Many people seem to believe that the only thing standing between us and a completely transformed healthcare system that has higher quality and lower cost is the lack of Electronic Health Record (EHR) systems in every physician’s office.
That’s a little like saying that the only reason the country is in a recession is that every American doesn’t have a Blackberry to improve their productivity.
There’s no question that many aspects of care coordination and quality improvement are very difficult for healthcare providers to deliver without appropriate health IT support. It’s inefficient and impractical to flip through paper patient charts to find out which patients are due for an immunization or a diabetic checkup, when a simple query of an electronic database could provide the answer quickly and easily. It’s inefficient and problematic for hospitals and primary care practices to be faxing each other admission and discharge information in order to coordinate care transitions when the information could be electronically transmitted and stored in a common electronic health record.

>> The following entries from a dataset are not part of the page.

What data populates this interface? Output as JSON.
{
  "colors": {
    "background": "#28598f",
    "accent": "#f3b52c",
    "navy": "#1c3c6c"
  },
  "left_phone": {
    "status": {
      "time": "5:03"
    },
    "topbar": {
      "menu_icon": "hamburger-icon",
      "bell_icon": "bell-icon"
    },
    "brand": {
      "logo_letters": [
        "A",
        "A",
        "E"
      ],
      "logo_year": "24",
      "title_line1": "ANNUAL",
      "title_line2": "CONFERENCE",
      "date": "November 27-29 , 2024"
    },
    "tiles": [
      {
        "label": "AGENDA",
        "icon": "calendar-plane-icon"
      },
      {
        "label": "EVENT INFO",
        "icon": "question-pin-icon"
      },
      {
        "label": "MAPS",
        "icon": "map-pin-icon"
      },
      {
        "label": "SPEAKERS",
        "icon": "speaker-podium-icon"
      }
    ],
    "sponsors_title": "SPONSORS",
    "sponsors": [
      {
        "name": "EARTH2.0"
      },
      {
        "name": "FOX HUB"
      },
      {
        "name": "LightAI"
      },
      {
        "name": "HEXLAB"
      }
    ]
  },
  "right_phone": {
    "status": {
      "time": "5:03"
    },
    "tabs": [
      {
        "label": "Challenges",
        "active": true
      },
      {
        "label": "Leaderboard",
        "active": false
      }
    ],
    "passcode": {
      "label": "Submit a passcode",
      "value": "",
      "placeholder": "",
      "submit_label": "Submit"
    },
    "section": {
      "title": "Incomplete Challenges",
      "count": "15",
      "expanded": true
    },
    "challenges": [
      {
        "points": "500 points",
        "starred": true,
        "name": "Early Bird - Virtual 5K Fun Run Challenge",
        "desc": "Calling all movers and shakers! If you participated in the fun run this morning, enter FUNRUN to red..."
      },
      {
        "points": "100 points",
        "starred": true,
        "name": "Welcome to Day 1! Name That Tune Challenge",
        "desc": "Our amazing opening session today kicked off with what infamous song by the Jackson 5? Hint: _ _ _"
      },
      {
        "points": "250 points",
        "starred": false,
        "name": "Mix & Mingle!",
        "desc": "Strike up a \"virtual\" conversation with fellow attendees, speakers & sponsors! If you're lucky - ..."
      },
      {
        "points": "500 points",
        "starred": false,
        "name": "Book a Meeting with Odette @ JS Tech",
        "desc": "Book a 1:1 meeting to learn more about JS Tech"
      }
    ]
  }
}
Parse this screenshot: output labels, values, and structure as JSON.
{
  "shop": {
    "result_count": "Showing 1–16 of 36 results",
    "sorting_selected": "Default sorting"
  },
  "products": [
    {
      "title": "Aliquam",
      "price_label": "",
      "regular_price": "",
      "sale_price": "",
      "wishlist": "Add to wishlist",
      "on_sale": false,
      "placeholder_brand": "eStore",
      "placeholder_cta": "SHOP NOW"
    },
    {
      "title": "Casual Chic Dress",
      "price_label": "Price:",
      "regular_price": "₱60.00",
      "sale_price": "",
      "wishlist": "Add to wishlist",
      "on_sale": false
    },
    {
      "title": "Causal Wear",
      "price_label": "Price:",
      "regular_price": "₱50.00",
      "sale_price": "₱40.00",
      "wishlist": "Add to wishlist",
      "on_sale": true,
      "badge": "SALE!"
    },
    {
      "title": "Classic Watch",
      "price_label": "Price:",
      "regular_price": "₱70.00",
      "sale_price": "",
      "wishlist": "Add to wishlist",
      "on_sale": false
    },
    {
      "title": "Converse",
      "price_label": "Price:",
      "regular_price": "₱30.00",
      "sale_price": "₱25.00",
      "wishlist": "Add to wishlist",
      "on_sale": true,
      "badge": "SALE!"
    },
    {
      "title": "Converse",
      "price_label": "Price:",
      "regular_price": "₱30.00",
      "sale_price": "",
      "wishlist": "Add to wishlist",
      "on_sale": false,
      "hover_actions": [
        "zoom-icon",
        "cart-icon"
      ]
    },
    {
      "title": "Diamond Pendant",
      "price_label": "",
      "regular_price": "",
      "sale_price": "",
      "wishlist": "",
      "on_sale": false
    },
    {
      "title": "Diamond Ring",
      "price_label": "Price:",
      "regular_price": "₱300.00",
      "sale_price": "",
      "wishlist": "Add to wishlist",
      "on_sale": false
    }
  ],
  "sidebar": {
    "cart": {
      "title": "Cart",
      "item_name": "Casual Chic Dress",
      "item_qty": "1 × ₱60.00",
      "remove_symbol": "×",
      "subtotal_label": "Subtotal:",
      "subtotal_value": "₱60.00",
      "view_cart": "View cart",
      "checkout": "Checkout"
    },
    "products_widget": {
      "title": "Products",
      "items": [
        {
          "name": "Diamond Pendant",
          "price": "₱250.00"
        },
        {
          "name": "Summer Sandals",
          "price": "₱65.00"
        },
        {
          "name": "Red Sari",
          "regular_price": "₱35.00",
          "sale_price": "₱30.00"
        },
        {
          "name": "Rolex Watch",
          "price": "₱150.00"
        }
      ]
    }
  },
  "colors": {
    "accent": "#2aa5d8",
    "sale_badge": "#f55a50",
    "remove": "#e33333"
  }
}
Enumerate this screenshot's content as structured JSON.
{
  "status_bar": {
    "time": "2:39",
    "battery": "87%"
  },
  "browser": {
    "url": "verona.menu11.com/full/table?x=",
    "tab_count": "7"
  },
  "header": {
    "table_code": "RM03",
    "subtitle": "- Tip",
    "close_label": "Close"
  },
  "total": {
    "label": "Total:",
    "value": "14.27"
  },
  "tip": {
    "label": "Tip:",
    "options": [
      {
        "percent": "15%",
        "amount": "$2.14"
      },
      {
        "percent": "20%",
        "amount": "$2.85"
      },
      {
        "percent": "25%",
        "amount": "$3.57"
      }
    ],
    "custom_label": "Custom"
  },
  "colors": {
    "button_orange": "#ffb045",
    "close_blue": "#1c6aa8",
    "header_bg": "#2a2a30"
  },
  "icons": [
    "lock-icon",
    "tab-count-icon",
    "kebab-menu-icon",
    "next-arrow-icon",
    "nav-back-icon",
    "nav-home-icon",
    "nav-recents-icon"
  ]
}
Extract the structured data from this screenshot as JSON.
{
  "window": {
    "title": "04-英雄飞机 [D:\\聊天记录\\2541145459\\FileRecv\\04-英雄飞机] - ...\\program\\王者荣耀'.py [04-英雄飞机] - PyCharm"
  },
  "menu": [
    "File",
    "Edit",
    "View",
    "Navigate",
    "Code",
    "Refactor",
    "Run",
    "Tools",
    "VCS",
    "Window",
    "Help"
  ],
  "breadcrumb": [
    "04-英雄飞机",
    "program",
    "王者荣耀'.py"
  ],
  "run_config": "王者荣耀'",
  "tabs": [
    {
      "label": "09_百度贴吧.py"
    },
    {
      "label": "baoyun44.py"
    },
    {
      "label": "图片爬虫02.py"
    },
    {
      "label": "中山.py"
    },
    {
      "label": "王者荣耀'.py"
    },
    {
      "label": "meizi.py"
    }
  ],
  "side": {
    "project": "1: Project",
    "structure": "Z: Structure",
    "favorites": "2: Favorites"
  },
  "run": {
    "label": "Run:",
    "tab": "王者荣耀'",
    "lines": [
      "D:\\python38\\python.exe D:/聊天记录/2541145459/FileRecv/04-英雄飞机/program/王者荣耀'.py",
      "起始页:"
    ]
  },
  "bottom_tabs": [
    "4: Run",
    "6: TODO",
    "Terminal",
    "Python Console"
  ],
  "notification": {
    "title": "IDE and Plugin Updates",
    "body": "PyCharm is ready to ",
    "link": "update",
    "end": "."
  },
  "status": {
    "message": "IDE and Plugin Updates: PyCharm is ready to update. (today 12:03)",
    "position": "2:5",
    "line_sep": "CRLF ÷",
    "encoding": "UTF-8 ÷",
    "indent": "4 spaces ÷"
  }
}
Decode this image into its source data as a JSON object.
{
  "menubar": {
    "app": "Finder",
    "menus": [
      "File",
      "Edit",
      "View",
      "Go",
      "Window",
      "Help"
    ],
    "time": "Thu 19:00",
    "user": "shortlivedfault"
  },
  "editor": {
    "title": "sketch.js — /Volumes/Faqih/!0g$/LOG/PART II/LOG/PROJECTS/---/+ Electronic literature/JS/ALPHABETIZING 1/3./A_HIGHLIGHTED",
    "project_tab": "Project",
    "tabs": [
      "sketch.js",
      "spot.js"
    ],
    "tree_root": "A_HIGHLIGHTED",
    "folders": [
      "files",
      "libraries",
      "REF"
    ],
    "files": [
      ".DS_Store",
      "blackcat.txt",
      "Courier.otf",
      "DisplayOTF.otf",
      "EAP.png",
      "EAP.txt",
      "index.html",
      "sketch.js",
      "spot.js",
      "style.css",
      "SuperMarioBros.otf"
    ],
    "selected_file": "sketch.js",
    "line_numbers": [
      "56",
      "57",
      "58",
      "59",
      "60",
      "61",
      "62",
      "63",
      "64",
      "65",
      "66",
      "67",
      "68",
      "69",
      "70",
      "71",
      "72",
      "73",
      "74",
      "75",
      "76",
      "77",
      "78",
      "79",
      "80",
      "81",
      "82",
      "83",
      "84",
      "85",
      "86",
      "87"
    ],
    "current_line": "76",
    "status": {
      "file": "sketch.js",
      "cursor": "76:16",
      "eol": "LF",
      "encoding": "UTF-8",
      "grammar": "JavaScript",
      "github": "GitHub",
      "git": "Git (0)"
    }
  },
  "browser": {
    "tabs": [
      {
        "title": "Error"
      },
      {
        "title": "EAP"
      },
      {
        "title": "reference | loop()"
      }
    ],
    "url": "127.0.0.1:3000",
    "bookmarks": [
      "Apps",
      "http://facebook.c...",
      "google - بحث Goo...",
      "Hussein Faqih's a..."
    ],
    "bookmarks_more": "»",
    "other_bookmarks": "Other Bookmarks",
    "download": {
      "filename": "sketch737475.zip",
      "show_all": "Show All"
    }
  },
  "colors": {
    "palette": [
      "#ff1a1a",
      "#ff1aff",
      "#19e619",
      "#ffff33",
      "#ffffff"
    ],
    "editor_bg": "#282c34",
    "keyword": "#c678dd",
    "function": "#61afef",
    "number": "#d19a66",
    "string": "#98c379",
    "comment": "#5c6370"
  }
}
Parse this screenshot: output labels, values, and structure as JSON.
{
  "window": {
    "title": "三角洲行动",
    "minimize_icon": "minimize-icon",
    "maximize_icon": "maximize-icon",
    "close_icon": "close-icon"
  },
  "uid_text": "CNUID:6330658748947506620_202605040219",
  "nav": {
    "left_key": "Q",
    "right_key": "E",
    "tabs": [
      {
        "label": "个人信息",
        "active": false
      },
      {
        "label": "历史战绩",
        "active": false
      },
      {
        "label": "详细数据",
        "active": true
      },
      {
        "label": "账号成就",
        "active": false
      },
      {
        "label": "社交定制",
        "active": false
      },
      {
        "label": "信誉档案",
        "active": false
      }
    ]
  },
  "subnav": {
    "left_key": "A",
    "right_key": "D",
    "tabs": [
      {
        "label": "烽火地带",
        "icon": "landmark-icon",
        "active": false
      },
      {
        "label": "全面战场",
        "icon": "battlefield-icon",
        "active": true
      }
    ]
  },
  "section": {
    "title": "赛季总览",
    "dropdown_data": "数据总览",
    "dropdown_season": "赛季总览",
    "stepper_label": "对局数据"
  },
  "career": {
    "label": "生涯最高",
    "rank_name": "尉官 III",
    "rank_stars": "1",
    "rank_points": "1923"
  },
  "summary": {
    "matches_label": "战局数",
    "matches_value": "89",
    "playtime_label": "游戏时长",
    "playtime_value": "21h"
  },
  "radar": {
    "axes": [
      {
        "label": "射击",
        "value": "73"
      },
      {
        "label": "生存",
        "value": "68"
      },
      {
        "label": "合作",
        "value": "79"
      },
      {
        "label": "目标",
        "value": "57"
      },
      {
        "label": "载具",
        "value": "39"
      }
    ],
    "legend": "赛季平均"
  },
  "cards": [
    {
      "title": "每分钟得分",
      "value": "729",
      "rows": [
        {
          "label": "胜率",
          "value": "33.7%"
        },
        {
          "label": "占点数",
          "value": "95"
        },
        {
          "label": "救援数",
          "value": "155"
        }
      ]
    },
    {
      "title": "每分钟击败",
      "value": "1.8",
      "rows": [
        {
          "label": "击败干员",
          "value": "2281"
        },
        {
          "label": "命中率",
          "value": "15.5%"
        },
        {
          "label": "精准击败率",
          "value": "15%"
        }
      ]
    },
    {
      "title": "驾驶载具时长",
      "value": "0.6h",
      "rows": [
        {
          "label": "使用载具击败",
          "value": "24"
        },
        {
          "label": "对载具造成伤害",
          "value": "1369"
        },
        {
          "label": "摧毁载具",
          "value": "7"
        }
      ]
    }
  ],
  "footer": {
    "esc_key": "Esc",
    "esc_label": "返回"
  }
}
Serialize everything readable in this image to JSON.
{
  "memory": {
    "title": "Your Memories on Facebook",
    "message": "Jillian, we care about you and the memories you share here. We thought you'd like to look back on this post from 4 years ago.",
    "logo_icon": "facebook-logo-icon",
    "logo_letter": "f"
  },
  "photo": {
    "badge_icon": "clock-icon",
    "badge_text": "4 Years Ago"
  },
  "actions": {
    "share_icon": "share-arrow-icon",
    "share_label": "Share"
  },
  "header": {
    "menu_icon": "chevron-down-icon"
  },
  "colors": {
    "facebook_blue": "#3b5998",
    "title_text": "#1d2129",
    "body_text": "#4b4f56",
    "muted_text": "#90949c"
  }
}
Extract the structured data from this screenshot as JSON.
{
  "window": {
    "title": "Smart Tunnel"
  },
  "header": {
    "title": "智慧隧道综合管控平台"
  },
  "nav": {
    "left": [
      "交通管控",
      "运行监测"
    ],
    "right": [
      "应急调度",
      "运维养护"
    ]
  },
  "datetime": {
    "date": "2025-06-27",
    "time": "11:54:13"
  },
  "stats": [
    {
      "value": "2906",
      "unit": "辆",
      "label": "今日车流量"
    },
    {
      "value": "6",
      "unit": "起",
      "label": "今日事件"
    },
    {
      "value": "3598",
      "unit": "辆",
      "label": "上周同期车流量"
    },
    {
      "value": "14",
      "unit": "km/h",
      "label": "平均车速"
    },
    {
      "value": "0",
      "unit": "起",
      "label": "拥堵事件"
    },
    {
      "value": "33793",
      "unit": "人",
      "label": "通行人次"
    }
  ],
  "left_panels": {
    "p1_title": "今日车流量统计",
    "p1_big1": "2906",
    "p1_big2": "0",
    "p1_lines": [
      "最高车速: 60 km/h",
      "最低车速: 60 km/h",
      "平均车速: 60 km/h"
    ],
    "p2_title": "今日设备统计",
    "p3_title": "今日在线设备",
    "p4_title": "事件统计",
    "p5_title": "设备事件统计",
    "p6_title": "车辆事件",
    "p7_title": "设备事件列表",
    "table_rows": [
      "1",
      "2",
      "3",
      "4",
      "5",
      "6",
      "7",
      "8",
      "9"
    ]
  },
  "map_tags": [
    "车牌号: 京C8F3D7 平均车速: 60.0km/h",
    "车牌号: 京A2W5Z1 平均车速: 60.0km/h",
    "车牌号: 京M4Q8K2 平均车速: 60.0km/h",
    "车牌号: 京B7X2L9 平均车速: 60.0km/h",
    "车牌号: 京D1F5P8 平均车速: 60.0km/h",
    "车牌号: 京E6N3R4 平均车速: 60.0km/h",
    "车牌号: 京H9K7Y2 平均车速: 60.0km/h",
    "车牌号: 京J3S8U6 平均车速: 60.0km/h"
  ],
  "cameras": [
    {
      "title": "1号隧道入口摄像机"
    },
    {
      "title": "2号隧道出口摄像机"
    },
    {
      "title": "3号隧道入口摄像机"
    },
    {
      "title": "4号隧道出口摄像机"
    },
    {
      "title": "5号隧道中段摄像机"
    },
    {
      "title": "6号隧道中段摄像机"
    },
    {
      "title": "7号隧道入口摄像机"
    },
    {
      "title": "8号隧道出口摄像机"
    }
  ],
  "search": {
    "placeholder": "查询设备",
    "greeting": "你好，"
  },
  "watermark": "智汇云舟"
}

But merely having an EHR doesn’t guarantee that providers will, in fact, deliver better care to diabetics or more effectively coordinate hospital care and discharges. The physician practice and/or hospital must still redesign the actual processes of care to achieve those goals. The EHR can make that possible, or at least much easier, but only if the EHR is designed in a way that actually supports the improved care processes.
And therein lies the rub — it’s hard for today’s EHR systems to be designed to support improved care processes, when the improved care processes don’t exist. Indeed, it’s likely that, if anything, today’s EHRs will best match the way providers work today, rather than the way we want them to work in the future.
For example, most studies have found that the key computer support for improved management of chronic disease patients, preventive care, etc. is a patient registry. Yet most commercial EHR systems do not have, or do not come with, a registry component. Similarly, it’s not surprising that the only research showing an impact of EHRs on quality is from healthcare systems which developed EHRs in-house, since it’s more likely that an EHR will match care delivery processes if it’s developed in cooperation with the practitioners who will use it, rather than independently by an IT company.
Does that mean we should not be pushing aggressively for development and implementation of EHRs? No, but it means that we shouldn’t be pushing for EHRs in isolation – they should be developed and implemented as integral parts of quality improvement initiatives, ideally at a regional level, rather than provider by provider.